Sunday, August 12, 2007

In 1984, Fort Worth driver watched as bridge fell in front of her car

By BUD KENNEDY - Star-Telegram staff writer -Sun, Aug. 12, 2007

Carol Solberg still remembers the day the bridge came down.

But it was in Fort Worth, not Minnesota.

And the falling concrete that 1984 day just missed the Arlington woman's station wagon -- and along with it, her pregnant sister.

Almost a quarter-century later, Solberg can recall every detail of the day she was driving a bakery delivery to Fort Worth when a bridge over Interstate 20 collapsed.

A water truck's trailer came loose and slammed into pillars supporting the Campus Drive bridge near what is now Tarrant County College.

The bridge fell behind the front seat of a Chevy sedan just ahead of Solberg's car. It flattened the back half of the car but missed the driver, Eldora Caffey, 25, of Fort Worth by scant inches. I couldn't reach her last week.

At the time, state highway officials called it the worst bridge collapse in modern Texas history. Since then, eight motorists were killed in the 2001 collapse of the causeway to South Padre Island, and one toddler died in 2002 when a bridge fell onto Interstate 45.

Solberg, now 55 and retired as an owner of Austin Bakery in Arlington, was delivering cakes to a Target store on South Hulen Street on July 11, 1984.

Riding with her was her sister, Patty Conti, who was three months pregnant.

"It didn't come down with a 'Bam!'" Solberg said. "It unrolled, like a ribbon. It just rolled down."

"I remember being scared," she said. Not about the bridge, but "about all the people behind me and whether they could stop."

All she could see ahead was a chunk of bridge, in pieces only a foot above the Interstate 20 pavement. Then she figured out why the bridge didn't drop that final foot.

Somebody shouted: "There's a car under there!"

Rescuers freed Caffey from her half-crushed car and reported that she was only slightly hurt.

"I remember thinking, 'God, I'm really going to die,'" Caffey told reporters.

The runaway trailer came from a water truck owned by a Dallas company and struck the bridge at just the right spot to knock a pier loose, engineers said back then. In 2002, a similar crash caused the fatal collapse of the Texas 14 bridge over Interstate 45.

"One piece fell, then another, then another," Solberg remembered this week, describing the collapse in almost exactly the same words she used in 1984 interviews. The bridge fell from north to south, burying the westbound freeway lanes.

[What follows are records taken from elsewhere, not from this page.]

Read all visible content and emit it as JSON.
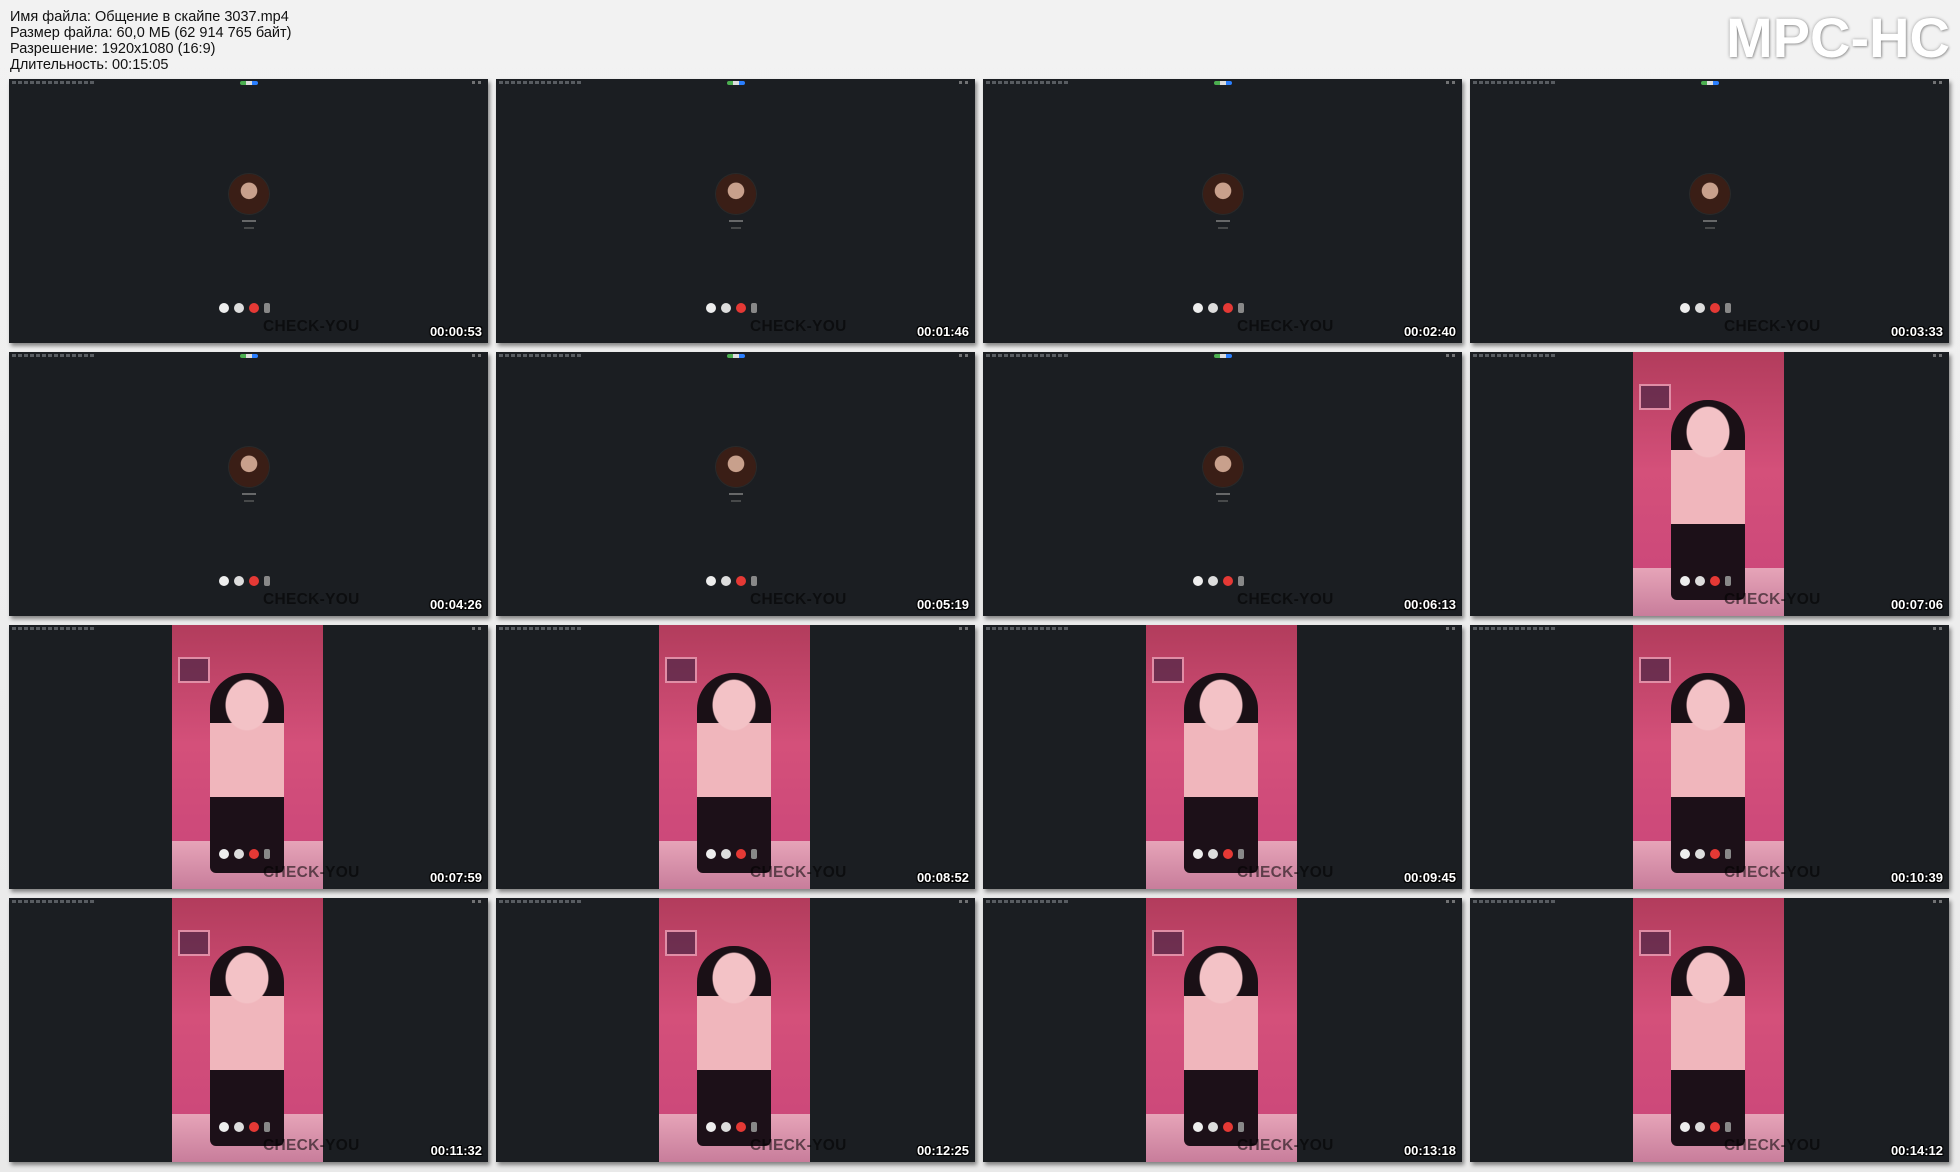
{
  "header": {
    "file_name": "Имя файла: Общение в скайпе 3037.mp4",
    "file_size": "Размер файла: 60,0 МБ (62 914 765 байт)",
    "resolution": "Разрешение: 1920x1080 (16:9)",
    "duration": "Длительность: 00:15:05"
  },
  "logo": "MPC-HC",
  "thumbnails": [
    {
      "time": "00:00:53",
      "watermark": "CHECK-YOU",
      "scene": "avatar"
    },
    {
      "time": "00:01:46",
      "watermark": "CHECK-YOU",
      "scene": "avatar"
    },
    {
      "time": "00:02:40",
      "watermark": "CHECK-YOU",
      "scene": "avatar"
    },
    {
      "time": "00:03:33",
      "watermark": "CHECK-YOU",
      "scene": "avatar"
    },
    {
      "time": "00:04:26",
      "watermark": "CHECK-YOU",
      "scene": "avatar"
    },
    {
      "time": "00:05:19",
      "watermark": "CHECK-YOU",
      "scene": "avatar"
    },
    {
      "time": "00:06:13",
      "watermark": "CHECK-YOU",
      "scene": "avatar"
    },
    {
      "time": "00:07:06",
      "watermark": "CHECK-YOU",
      "scene": "video"
    },
    {
      "time": "00:07:59",
      "watermark": "CHECK-YOU",
      "scene": "video"
    },
    {
      "time": "00:08:52",
      "watermark": "CHECK-YOU",
      "scene": "video"
    },
    {
      "time": "00:09:45",
      "watermark": "CHECK-YOU",
      "scene": "video"
    },
    {
      "time": "00:10:39",
      "watermark": "CHECK-YOU",
      "scene": "video"
    },
    {
      "time": "00:11:32",
      "watermark": "CHECK-YOU",
      "scene": "video"
    },
    {
      "time": "00:12:25",
      "watermark": "CHECK-YOU",
      "scene": "video"
    },
    {
      "time": "00:13:18",
      "watermark": "CHECK-YOU",
      "scene": "video"
    },
    {
      "time": "00:14:12",
      "watermark": "CHECK-YOU",
      "scene": "video"
    }
  ]
}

No cars were on the bridge, and no Campus Drive motorists were quoted in the story. As it does today, the bridge linked the college and car dealerships along the north access road of Southeast Loop 820 with shops along the south access road. The bridge wasn't busy until 1987, when a wholesale club went up nearby. The overpass was only 15 years old and was later redesigned and rebuilt as part of freeway widening.

"It doesn't bother me to go through there anymore," Solberg said. "But I still think about it."

The collapse "definitely wasn't anywhere near as bad as in Minneapolis," Solberg said. "Nobody was up on top."

A moment sooner, she said, and "we would have been trapped underneath. There was just a tiny gap between us and that bridge."

Six months later, Patty Conti gave birth to a daughter.

Anna, 22, now has a finance degree from Texas Christian University.

And a story to tell for years to come.